Des réalités assez proches
Reste la question de l’implication dans un mouvement des femmes plus large. Le PTB est peu présent, sinon très ponctuellement (comme dans le Cercle féministe de l’ULB), alors que les militantes de la LCR sont beaucoup plus présentes sur le terrain. Même si elles déplorent de ne pouvoir participer à des coordinations de femmes plus larges, comme par exemple la Marche mondiale des femmes, guère accessible à ces militantes qui travaillent par ailleurs : les réunions se passent surtout en journée, ce qui les réserve à des « professionnelles » de la militance. Les coordinations devraient sans doute y songer.

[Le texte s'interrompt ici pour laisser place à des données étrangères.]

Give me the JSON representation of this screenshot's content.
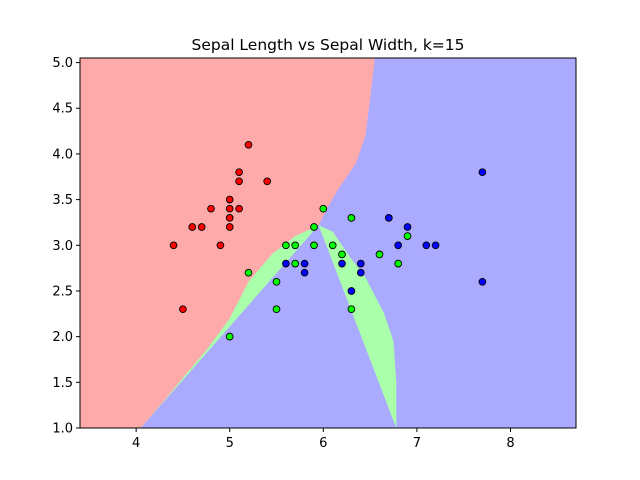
{
  "chart_data": {
    "type": "scatter",
    "title": "Sepal Length vs Sepal Width, k=15",
    "xlabel": "",
    "ylabel": "",
    "xlim": [
      3.4,
      8.7
    ],
    "ylim": [
      1.0,
      5.05
    ],
    "x_ticks": [
      "4",
      "5",
      "6",
      "7",
      "8"
    ],
    "y_ticks": [
      "1.0",
      "1.5",
      "2.0",
      "2.5",
      "3.0",
      "3.5",
      "4.0",
      "4.5",
      "5.0"
    ],
    "grid": false,
    "colors": {
      "region_red": "#ffaaaa",
      "region_green": "#aaffaa",
      "region_blue": "#aaaaff",
      "point_red": "#ff0000",
      "point_green": "#00ff00",
      "point_blue": "#0000ff",
      "edge": "#000000"
    },
    "regions": {
      "red_green_boundary": [
        [
          4.05,
          1.0
        ],
        [
          4.3,
          1.3
        ],
        [
          4.5,
          1.55
        ],
        [
          4.75,
          1.85
        ],
        [
          5.0,
          2.2
        ],
        [
          5.2,
          2.6
        ],
        [
          5.45,
          2.9
        ],
        [
          5.7,
          3.1
        ],
        [
          5.95,
          3.22
        ]
      ],
      "green_blue_boundary": [
        [
          5.95,
          3.22
        ],
        [
          6.1,
          3.15
        ],
        [
          6.2,
          3.0
        ],
        [
          6.3,
          2.85
        ],
        [
          6.45,
          2.65
        ],
        [
          6.55,
          2.45
        ],
        [
          6.65,
          2.25
        ],
        [
          6.75,
          1.95
        ],
        [
          6.78,
          1.5
        ],
        [
          6.78,
          1.0
        ]
      ],
      "red_blue_boundary": [
        [
          5.95,
          3.22
        ],
        [
          6.05,
          3.42
        ],
        [
          6.15,
          3.6
        ],
        [
          6.35,
          3.9
        ],
        [
          6.45,
          4.2
        ],
        [
          6.5,
          4.6
        ],
        [
          6.55,
          5.05
        ]
      ]
    },
    "series": [
      {
        "class": "red",
        "points": [
          [
            4.4,
            3.0
          ],
          [
            4.5,
            2.3
          ],
          [
            4.6,
            3.2
          ],
          [
            4.7,
            3.2
          ],
          [
            4.8,
            3.4
          ],
          [
            4.9,
            3.0
          ],
          [
            5.0,
            3.5
          ],
          [
            5.0,
            3.4
          ],
          [
            5.0,
            3.3
          ],
          [
            5.0,
            3.2
          ],
          [
            5.1,
            3.8
          ],
          [
            5.1,
            3.7
          ],
          [
            5.1,
            3.4
          ],
          [
            5.2,
            4.1
          ],
          [
            5.4,
            3.7
          ]
        ]
      },
      {
        "class": "green",
        "points": [
          [
            5.0,
            2.0
          ],
          [
            5.2,
            2.7
          ],
          [
            5.5,
            2.6
          ],
          [
            5.5,
            2.3
          ],
          [
            5.6,
            3.0
          ],
          [
            5.7,
            3.0
          ],
          [
            5.7,
            2.8
          ],
          [
            5.9,
            3.2
          ],
          [
            5.9,
            3.0
          ],
          [
            6.0,
            3.4
          ],
          [
            6.1,
            3.0
          ],
          [
            6.2,
            2.9
          ],
          [
            6.3,
            3.3
          ],
          [
            6.3,
            2.3
          ],
          [
            6.6,
            2.9
          ],
          [
            6.8,
            2.8
          ],
          [
            6.9,
            3.1
          ]
        ]
      },
      {
        "class": "blue",
        "points": [
          [
            5.6,
            2.8
          ],
          [
            5.8,
            2.8
          ],
          [
            5.8,
            2.7
          ],
          [
            6.2,
            2.8
          ],
          [
            6.3,
            2.5
          ],
          [
            6.4,
            2.8
          ],
          [
            6.4,
            2.7
          ],
          [
            6.7,
            3.3
          ],
          [
            6.8,
            3.0
          ],
          [
            6.9,
            3.2
          ],
          [
            7.1,
            3.0
          ],
          [
            7.2,
            3.0
          ],
          [
            7.7,
            3.8
          ],
          [
            7.7,
            2.6
          ]
        ]
      }
    ]
  }
}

En conclusion, on constate qu’à partir de situations différentes et une implication très diverse dans les collectifs de femmes, nous retrouvons en tout cas des réalités assez proches : le problème de recrutement de militantes pour cause de « triple journée de travail », une sous-représentation des femmes, vécue davantage comme un reflet de la société que comme un problème de l’organisation et qu’on ne sait trop comment corriger, le besoin d’espaces non mixtes pour prendre confiance en soi, apprendre à s’exprimer et prendre la parole, la sympathie parfois perplexe des camarades masculins. Les élections qui viennent permettront de voir plus concrètement la place réelle accordée aux femmes, que ce soit dans les programmes ou sur les listes.